Occasionally, small-caliber machine guns like the MG 42 can shoot down enemy aircraft, but in most cases it is a waste of ammunition.
On 12 June 1944, at the front-line medal ceremony of hitler's Youth Division, the officer wearing the soft hat on the left was Wilhelm Munch, commander of the SS 26th Panzergrenadier Regiment, who later served as commander of the defense of the city's central government district (including the Reich Chancellery and Hitler's Führer's bunker) during the Battle of Berlin, facing the 19-year-old SS subordinate detachment leader Heniz Degenhardt, who was awarded both the Second and First Iron Crosses in the same day
On the left was Günther Hamel, a columnist in the 3rd Platoon of the 15th Company of the 25th SS Panzergrenadier Regiment, who had just received the Second Iron Cross, and on the right was his squad leader, Paul Koslowski, a veteran SS subordinate of the former Adolf Hitler's Flag Guard.
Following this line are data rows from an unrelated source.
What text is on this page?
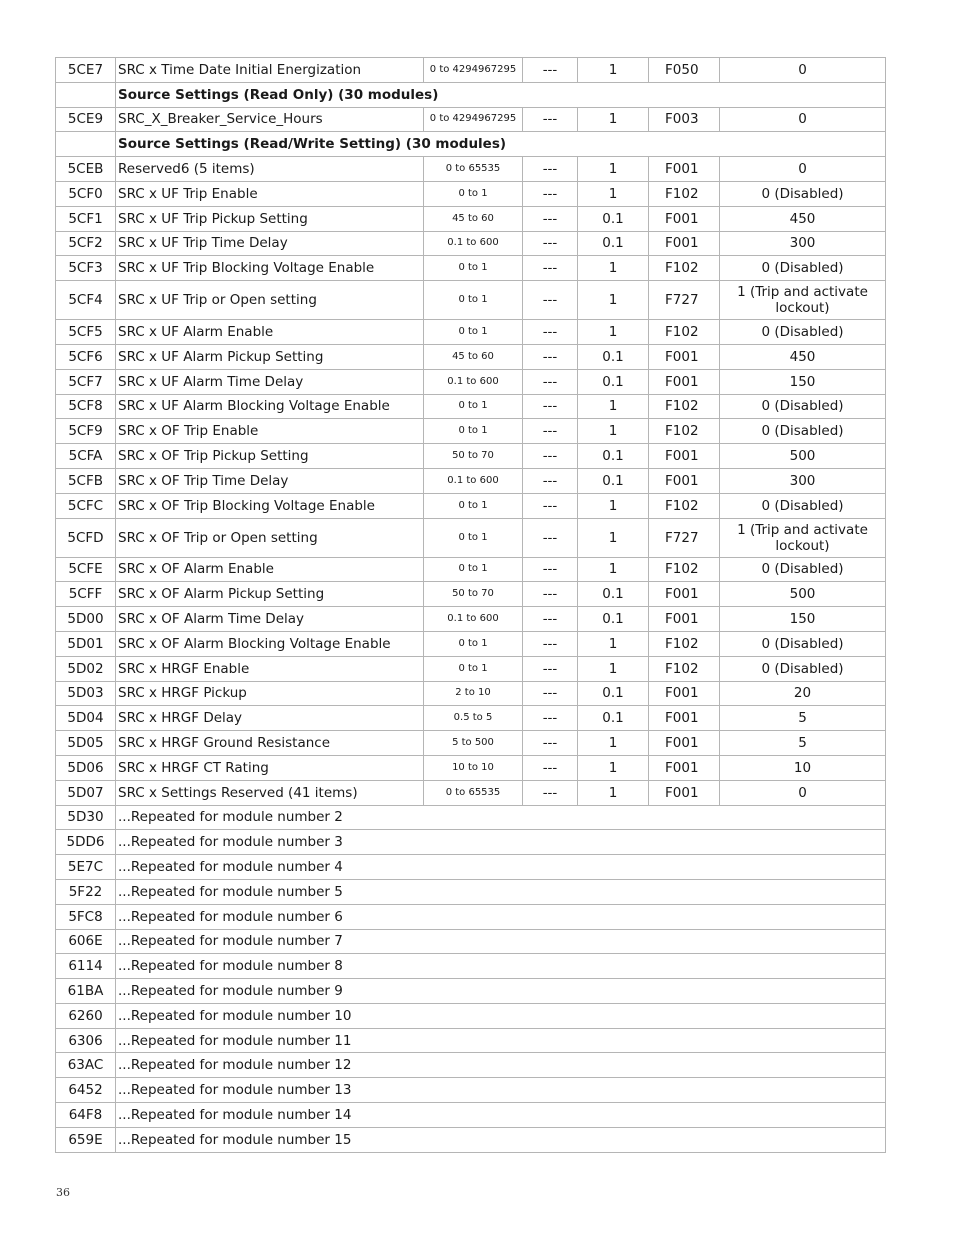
5CE7	SRC x Time Date Initial Energization	0 to 4294967295	---	1	F050	0
	Source Settings (Read Only) (30 modules)					
5CE9	SRC_X_Breaker_Service_Hours	0 to 4294967295	---	1	F003	0
	Source Settings (Read/Write Setting) (30 modules)					
5CEB	Reserved6 (5 items)	0 to 65535	---	1	F001	0
5CF0	SRC x UF Trip Enable	0 to 1	---	1	F102	0 (Disabled)
5CF1	SRC x UF Trip Pickup Setting	45 to 60	---	0.1	F001	450
5CF2	SRC x UF Trip Time Delay	0.1 to 600	---	0.1	F001	300
5CF3	SRC x UF Trip Blocking Voltage Enable	0 to 1	---	1	F102	0 (Disabled)
5CF4	SRC x UF Trip or Open setting	0 to 1	---	1	F727	1 (Trip and activate lockout)
5CF5	SRC x UF Alarm Enable	0 to 1	---	1	F102	0 (Disabled)
5CF6	SRC x UF Alarm Pickup Setting	45 to 60	---	0.1	F001	450
5CF7	SRC x UF Alarm Time Delay	0.1 to 600	---	0.1	F001	150
5CF8	SRC x UF Alarm Blocking Voltage Enable	0 to 1	---	1	F102	0 (Disabled)
5CF9	SRC x OF Trip Enable	0 to 1	---	1	F102	0 (Disabled)
5CFA	SRC x OF Trip Pickup Setting	50 to 70	---	0.1	F001	500
5CFB	SRC x OF Trip Time Delay	0.1 to 600	---	0.1	F001	300
5CFC	SRC x OF Trip Blocking Voltage Enable	0 to 1	---	1	F102	0 (Disabled)
5CFD	SRC x OF Trip or Open setting	0 to 1	---	1	F727	1 (Trip and activate lockout)
5CFE	SRC x OF Alarm Enable	0 to 1	---	1	F102	0 (Disabled)
5CFF	SRC x OF Alarm Pickup Setting	50 to 70	---	0.1	F001	500
5D00	SRC x OF Alarm Time Delay	0.1 to 600	---	0.1	F001	150
5D01	SRC x OF Alarm Blocking Voltage Enable	0 to 1	---	1	F102	0 (Disabled)
5D02	SRC x HRGF Enable	0 to 1	---	1	F102	0 (Disabled)
5D03	SRC x HRGF Pickup	2 to 10	---	0.1	F001	20
5D04	SRC x HRGF Delay	0.5 to 5	---	0.1	F001	5
5D05	SRC x HRGF Ground Resistance	5 to 500	---	1	F001	5
5D06	SRC x HRGF CT Rating	10 to 10	---	1	F001	10
5D07	SRC x Settings Reserved (41 items)	0 to 65535	---	1	F001	0
5D30	...Repeated for module number 2					
5DD6	...Repeated for module number 3					
5E7C	...Repeated for module number 4					
5F22	...Repeated for module number 5					
5FC8	...Repeated for module number 6					
606E	...Repeated for module number 7					
6114	...Repeated for module number 8					
61BA	...Repeated for module number 9					
6260	...Repeated for module number 10					
6306	...Repeated for module number 11					
63AC	...Repeated for module number 12					
6452	...Repeated for module number 13					
64F8	...Repeated for module number 14					
659E	...Repeated for module number 15					
36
The three recipients of the Iron Cross of the Second Class in the 15th Company were Sepp Bund, Klaus Schuh and Günter Hamel. The photo was taken in an orchard at the Abbey of Aden near Caen. The three were honored for destroying a British tank, in addition to the Medal of Destruction of a Single Tank. But of the three, only Hamel, the far right, survived the war.
The Hitler Youth division was criticized for its poor performance in the first few days of the Battle of Normandy, but then the young men showed their fanatical fighting style and suffered heavy casualties themselves, with a total of 20,540 men on 7 June 1944 and only 12,500 when they withdrew from the Fares encirclement.
After the battle, the division was sent to Germany for renovations. On December 16, 1944, he again engaged in the Ardennes counterattack against the Americans, and in 1945 he moved to Hungary and participated in the German strategic counterattack in the Lake Balaton area. There were 10,000 men left when they surrendered to U.S. forces in Ens, Austria, on 8 May 1945.